Former Foreign Affairs Minister Prof. G.L. Peiris has levelled a serious charge against the present Government. His claim that Sri Lanka today lacks a coherent foreign policy is not a matter that can be dismissed lightly. For a country located at the heart of the Indian Ocean sea lanes, silence and indecision in international affairs carry consequences far beyond diplomacy. They affect the economy, national security and the country’s global standing.
Prof. Peiris’ criticism came in the wake of Sri Lanka’s muted response to the recent United States strike on an Iranian naval vessel in waters close to the region. Whether one agrees with his political stance or not, the larger question he raises deserves careful reflection. At a time when geopolitical tensions are intensifying across the Indian Ocean and the Middle East, Sri Lanka cannot afford to appear uncertain or disengaged.
There was a time when this country was recognised for its diplomatic initiative and moral authority on the world stage. In 1962, Prime Minister Sirimavo Bandaranaike convened a conference of non-aligned Nations in Colombo in an attempt to mediate the conflict between India and China during their border war. The so-called ‘Colombo Proposals’ sought a peaceful settlement and were accepted by India and considered in principle by China, demonstrating the remarkable diplomatic credibility that Sri Lanka then enjoyed.
That was not an isolated example. Sri Lanka also played a leading role in the Non-Aligned Movement and advocated the idea of the Indian Ocean as a ‘Zone of Peace’ at the United Nations. These were not merely symbolic gestures. They reflected a foreign policy rooted in independence, neutrality, and principled engagement with global affairs.
Successive leaders also understood the importance of diplomatic initiative. Agreements such as the Nehru-Kotelawala Pact and the later Sirima-Shastri Pact attempted to resolve complex citizenship issues involving the “people of Indian origin in Sri Lanka”. These agreements were controversial, but they demonstrated that the country was willing to engage actively with its neighbours in addressing difficult political questions.
Even during periods of internal conflict, Sri Lanka maintained a presence on the global stage. Presidents and foreign ministers regularly used international platforms to articulate the country’s position and defend its interests. Whether through multilateral forums, regional diplomacy or bilateral engagement, the country sought to maintain relevance.
That tradition appears to have weakened in recent years.
The reasons are not difficult to identify. Sri Lanka’s devastating economic crisis has inevitably reshaped the country’s foreign relations. Today, the country depends heavily on external assistance from bilateral partners and international financial institutions. Debt restructuring negotiations, IMF programmes and emergency financial support from regional powers have inevitably reduced Colombo’s diplomatic room for manoeuvre.
Economic vulnerability can easily translate into political caution. Governments become reluctant to take positions that might upset creditors or strategic partners. The result is a foreign policy that appears reactive rather than strategic.
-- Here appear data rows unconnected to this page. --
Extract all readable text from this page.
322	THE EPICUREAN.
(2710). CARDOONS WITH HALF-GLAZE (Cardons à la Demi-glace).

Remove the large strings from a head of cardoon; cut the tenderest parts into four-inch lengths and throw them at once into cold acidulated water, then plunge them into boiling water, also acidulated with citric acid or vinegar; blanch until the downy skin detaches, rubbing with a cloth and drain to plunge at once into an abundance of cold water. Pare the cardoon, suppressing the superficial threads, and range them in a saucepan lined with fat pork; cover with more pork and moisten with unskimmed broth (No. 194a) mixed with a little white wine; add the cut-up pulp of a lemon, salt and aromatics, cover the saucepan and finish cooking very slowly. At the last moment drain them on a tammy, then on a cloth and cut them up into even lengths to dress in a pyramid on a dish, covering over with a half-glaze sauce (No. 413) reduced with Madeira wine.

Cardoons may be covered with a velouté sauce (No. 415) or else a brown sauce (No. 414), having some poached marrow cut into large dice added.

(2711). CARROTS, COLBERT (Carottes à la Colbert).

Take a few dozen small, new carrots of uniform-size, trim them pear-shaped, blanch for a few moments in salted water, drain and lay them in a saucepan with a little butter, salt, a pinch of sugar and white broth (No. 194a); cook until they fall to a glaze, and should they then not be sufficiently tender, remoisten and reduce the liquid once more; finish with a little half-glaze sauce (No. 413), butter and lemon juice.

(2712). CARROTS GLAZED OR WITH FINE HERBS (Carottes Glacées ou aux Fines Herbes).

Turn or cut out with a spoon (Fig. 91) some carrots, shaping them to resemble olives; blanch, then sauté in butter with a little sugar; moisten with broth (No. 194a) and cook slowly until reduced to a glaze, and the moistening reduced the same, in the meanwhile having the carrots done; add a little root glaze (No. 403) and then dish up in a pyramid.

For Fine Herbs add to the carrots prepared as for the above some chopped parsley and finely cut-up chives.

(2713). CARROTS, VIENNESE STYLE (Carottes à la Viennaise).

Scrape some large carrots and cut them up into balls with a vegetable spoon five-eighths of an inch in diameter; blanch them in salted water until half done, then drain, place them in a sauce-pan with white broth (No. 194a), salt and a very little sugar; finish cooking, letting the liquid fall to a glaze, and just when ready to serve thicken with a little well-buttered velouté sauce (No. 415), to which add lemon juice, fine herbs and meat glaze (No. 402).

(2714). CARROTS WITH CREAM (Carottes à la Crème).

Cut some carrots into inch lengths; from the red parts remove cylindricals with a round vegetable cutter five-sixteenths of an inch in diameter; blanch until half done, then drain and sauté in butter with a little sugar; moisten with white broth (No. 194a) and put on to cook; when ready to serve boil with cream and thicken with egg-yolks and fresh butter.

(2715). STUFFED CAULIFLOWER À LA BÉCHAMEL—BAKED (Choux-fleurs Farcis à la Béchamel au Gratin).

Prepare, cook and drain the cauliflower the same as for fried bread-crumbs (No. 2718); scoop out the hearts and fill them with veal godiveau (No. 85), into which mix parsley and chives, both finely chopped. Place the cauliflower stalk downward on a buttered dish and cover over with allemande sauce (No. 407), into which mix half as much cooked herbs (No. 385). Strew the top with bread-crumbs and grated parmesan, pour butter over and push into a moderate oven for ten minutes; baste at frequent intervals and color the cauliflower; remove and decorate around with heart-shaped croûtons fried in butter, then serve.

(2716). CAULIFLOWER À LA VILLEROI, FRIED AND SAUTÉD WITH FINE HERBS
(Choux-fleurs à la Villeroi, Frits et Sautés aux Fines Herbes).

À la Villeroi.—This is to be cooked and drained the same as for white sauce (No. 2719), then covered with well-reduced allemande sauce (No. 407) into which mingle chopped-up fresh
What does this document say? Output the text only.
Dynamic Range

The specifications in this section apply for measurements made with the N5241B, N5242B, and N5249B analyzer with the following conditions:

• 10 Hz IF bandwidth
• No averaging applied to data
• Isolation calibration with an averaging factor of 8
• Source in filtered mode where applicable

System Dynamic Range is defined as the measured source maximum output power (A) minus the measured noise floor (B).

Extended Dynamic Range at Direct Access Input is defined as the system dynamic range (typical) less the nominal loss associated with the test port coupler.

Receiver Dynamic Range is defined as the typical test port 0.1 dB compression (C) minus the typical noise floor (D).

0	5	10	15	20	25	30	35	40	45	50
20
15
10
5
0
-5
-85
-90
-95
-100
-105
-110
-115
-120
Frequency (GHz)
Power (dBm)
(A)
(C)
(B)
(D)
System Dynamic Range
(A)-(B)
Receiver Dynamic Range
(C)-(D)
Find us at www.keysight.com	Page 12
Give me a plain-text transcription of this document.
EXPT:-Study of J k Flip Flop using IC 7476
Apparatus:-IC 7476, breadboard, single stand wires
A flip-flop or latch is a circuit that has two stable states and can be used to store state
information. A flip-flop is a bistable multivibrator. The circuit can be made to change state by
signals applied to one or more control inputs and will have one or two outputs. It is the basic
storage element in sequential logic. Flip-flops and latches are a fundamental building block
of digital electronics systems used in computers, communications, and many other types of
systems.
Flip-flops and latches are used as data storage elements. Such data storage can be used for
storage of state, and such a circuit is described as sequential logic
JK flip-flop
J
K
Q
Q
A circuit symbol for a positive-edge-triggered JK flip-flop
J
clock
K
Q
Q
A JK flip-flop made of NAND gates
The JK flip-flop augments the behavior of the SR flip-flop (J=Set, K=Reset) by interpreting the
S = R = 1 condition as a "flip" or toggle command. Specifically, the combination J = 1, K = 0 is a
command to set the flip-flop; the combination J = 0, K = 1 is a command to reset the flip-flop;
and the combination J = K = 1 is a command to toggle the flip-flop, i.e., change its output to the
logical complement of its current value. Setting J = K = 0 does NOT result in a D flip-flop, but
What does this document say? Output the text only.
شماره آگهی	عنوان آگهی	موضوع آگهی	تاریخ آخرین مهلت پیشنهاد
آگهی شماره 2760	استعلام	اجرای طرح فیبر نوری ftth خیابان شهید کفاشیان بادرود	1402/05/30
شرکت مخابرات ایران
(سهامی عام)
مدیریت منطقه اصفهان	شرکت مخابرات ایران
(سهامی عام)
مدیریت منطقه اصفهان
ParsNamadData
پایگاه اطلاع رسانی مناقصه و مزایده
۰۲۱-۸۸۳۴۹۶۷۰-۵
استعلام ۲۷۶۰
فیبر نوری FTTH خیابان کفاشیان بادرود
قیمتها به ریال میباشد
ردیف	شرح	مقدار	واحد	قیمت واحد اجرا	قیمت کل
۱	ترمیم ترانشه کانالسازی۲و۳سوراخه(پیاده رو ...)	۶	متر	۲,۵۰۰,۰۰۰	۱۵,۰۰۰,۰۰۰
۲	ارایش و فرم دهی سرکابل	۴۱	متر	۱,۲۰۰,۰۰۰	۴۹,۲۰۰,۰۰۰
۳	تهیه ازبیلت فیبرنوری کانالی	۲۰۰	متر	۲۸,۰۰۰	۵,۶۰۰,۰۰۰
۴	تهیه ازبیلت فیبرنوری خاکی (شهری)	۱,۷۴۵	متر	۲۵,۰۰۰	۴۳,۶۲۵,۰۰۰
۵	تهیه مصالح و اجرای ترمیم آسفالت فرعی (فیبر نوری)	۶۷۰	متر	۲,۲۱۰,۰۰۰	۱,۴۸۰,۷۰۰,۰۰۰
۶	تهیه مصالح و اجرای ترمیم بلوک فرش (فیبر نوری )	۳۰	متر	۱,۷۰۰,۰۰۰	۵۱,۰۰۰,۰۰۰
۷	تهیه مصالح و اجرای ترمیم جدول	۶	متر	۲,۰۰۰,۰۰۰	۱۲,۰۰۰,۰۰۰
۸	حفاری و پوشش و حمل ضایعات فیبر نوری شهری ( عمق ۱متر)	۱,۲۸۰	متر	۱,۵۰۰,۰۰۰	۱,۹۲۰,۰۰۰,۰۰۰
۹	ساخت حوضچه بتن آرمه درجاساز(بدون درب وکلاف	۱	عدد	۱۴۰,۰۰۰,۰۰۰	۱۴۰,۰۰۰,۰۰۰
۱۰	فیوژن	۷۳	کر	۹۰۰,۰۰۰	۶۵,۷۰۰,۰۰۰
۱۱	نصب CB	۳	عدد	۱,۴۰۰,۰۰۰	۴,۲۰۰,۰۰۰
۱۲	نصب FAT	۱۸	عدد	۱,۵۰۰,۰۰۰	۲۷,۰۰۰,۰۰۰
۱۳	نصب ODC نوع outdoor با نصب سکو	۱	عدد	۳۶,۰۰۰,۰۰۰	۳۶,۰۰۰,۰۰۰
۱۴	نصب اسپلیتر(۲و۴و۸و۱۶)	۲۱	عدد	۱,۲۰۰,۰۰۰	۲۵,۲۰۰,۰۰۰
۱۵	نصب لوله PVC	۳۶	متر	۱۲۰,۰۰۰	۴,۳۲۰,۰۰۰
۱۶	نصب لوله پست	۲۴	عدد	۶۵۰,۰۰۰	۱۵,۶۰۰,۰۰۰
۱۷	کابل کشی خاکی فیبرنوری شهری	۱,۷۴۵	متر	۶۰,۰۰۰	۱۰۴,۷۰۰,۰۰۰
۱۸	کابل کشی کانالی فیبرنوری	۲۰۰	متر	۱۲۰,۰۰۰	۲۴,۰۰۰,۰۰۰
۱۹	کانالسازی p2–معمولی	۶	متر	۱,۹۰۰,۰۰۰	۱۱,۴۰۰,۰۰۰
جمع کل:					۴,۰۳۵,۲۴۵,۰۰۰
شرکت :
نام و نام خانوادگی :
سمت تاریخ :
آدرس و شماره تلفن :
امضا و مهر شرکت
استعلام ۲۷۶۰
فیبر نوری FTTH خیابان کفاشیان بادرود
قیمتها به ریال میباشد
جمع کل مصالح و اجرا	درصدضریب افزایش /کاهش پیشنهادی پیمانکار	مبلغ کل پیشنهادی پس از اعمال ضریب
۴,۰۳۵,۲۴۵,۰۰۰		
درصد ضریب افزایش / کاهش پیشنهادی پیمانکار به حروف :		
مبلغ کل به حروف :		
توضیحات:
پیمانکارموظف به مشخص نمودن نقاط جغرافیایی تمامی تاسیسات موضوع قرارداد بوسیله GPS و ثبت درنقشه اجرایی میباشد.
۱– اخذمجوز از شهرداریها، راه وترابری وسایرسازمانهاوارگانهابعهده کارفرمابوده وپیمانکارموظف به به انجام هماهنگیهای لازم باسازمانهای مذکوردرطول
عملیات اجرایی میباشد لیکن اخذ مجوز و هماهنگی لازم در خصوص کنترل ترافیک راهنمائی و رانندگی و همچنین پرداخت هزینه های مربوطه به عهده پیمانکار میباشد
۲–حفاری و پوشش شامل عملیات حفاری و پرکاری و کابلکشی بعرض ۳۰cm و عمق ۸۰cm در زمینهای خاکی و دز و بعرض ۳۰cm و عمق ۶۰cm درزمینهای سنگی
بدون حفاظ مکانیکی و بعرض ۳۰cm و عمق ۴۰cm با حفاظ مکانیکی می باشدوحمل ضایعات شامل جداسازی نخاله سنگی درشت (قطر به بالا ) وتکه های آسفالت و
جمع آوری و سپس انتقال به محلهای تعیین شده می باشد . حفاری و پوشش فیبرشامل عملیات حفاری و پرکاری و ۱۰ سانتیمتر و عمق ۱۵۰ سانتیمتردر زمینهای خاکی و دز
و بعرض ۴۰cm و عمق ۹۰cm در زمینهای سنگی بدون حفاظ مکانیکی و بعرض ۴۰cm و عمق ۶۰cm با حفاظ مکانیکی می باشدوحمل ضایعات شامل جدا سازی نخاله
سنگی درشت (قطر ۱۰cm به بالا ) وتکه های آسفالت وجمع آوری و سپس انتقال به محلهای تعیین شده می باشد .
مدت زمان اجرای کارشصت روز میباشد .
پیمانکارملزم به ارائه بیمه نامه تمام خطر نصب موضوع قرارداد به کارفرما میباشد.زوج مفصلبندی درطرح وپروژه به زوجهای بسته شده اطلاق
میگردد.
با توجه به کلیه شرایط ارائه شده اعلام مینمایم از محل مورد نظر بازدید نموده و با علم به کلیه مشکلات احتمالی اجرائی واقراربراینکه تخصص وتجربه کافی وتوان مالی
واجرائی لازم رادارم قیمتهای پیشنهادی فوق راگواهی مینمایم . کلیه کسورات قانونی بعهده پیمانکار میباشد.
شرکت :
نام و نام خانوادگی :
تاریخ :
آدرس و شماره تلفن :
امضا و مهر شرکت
Another challenge lies in the growing rivalry between major powers in the Indian Ocean. Sri Lanka finds itself navigating an increasingly complex relationship with India, China, the United States and other actors. Each of these powers has significant economic and security interests in the island. Balancing those relationships requires careful diplomacy, clarity of purpose and long-term strategic thinking.
Silence, however, is not a strategy.
A country that sits along one of the busiest maritime routes in the world cannot remain indifferent to developments in its surrounding waters. Nearly all of Sri Lanka’s trade passes through the sea lanes of the Indian Ocean. Instability in those waters directly threatens exports, shipping costs and the viability of the country’s ports.
This is why mechanisms such as the Colombo Security Conclave matter. Regional cooperation in maritime security, disaster response and strategic dialogue is essential for small States that must navigate great power competition.
But such initiatives only succeed when there is political leadership behind them.
Sri Lanka’s foreign policy must be guided by several clear principles. First, the country must reaffirm its long-standing commitment to strategic neutrality while maintaining constructive relations with all major powers. Second, diplomacy must be closely aligned with economic recovery. Foreign policy should actively support trade expansion, investment attraction and maritime development.
Third, Sri Lanka must once again find its voice in regional and multilateral forums. Small States can wield influence when they articulate principled positions and act as honest brokers. The history of Sri Lankan diplomacy shows that this is not an impossible task.
Prof. Peiris may have delivered his remarks from the Opposition benches, but the underlying warning deserves attention.